Pseudoaneurysms in A-V fistulas commonly occur after disruption of the vessel wall often with synthetic grafts owing to repeated puncture in the same site. Complications include skin erosion, infection, thrombosis, dialysis failure & rupture. 5&16

Infection represents around 20% of vascular access complications more with synthetic grafts because of repeated needle puncture. VAC was reported to be beneficial in the treatment of these infections via lowering the wound bacterial counts & enhancing granulation tissue formation. In four cases, graft preservation was achieved by extensive local care, VAC & systemic antibiotics. 17

A new hybrid technique using VAC was announced for infected vascular structures, known as EndoVAC. The constituents involve: covered stenting of the infected vessel; operative procedure with no clamping on the vessel & VAC for enhancing granulation & secondary healing. The essential benefits of this maneuver are the minimal dissection required in a generally fibrotic zone, no risk of anastomosis disruption inside the infected area & no clamping of the circulation is mandatory. The EndoVAC technique can be used with infected carotid patch, infected extra‐anatomical bypass in the neck & infected vascular structures in the groin. Report about its efficacy in all 16 patients in one series without infection during a 5‐year follow‐up has been published. 18

Koncar I, et al concluded that VAC is the “second best primary” choice for groin wound sepsis over synthetic graft (Szilagey grade III) that is threatening to limb &/or life when general condition of such patients stands against aggressive radical surgery. For groin wounds with bare synthetic graft, application of VAC is not accredited & not united. The major possible troubles include ingrowth, adherence to wound & hemorrhage from infected graft & anastomosis. They could be prohibited by impregnating non-sticky silicone-based dressing prior to putting polyurethane sponge. Other mentioned method is putting two layers (polyvinyl alcohol & polyurethane) foams.

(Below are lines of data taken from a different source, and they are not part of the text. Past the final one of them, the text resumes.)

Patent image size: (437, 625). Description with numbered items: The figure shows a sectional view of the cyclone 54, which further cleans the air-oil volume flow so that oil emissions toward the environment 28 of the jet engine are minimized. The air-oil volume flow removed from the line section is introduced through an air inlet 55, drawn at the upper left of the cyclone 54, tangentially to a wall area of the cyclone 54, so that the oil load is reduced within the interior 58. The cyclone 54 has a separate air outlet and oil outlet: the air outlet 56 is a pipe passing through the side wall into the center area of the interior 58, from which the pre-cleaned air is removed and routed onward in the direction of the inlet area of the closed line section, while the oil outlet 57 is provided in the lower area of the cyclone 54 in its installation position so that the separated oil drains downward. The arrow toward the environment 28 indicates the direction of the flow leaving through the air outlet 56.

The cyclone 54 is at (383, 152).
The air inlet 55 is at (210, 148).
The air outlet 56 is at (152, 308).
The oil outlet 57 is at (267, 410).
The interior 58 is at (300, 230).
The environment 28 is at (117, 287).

Authors published data that was gathered through 7 years in their institution from 35 patients complaining of early deep groin infection in presence of uncovered synthetic graft managed by VAC showing that severe hemorrhage reported in one patient; it was impossible to preserve the graft in 7 patients (20%), while secondary suturing was the method of healing in all other wounds. Through follow-up, infection had returned in two patients who underwent radical treatment. 15

Progress in treatment of this complicated disease by VAC might be reached with usage of novel appliances provide injection of antibiotics & other antiseptic solutions washing the wound on VAC. 15

CONCLUSION

The use of VAC has proven to ease some of the economic burden of such complicated wounds by providing suitable background & environment for wound-healing, lowering the frequency of dressing change, relieving the patient & reducing the required costs. This technique is simple & cost effective & permits these wounds to be managed in a non-emergent fashion & allows for medical stabilization & optimization of these patients.